I want to get out and go to New York or London or anywhere. I hate sitting still. I hate how busy I am right now.

This weekend for example:
Tomorrow-
9am class
11am class
1:30pm personal piece performance #1
3:00pm personal piece performance #2
7pm crew
10 party?

Saturday
12:30pm crew
5pm work
10pm ? die? party?

Sunday
12:30pm crew
5pm work
homework

and all next week is similarly jam-packed.

My heart aches. I see pictures of James and it makes me ache and I don't know why. I miss Andy but I know it's not what I want. I miss someone being there. I miss loving someone. Being alone is hard. I'm bad at it. I used to be okay at it, but it's hard right now. My life is so hectic and instead of being content in my busy-ness and using it to distract from the fact that I'm a little lonely it seems to be overwhelming me. It's so stupid, but Neema says its okay because I'm human.

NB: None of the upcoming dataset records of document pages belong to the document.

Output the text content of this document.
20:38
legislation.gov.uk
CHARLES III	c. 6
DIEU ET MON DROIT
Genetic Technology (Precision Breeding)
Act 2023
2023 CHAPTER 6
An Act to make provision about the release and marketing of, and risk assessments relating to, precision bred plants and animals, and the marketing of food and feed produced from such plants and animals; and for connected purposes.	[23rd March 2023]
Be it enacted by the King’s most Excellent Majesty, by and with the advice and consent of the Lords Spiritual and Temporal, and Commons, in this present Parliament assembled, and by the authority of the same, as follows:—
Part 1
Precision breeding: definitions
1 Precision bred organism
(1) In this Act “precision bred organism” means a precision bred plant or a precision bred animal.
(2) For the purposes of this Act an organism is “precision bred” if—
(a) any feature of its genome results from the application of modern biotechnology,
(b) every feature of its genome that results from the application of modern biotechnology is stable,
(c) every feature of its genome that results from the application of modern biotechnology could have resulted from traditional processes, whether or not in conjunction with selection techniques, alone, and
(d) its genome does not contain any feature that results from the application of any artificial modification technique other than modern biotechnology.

I feel so unfocused with school, my mind is all over the place. I'm frustrated because I'm feeling unmotivated so I get more frustrated.

I miss my heart fluttering, I feel like it's dead. (Very dramatic and emo, but also true).

I just ache. I feel trapped. I don't like being an adult.

This is the first time I haven't been consistently talking to a guy in a long time. I feel like I'm freaking out. I feel so incredibly lame for that too.

I don't know. I'm all over the place.

Tuesday, February 2, 2010

Being used as a journal?

Okay?

Also, I don't like the way this feels.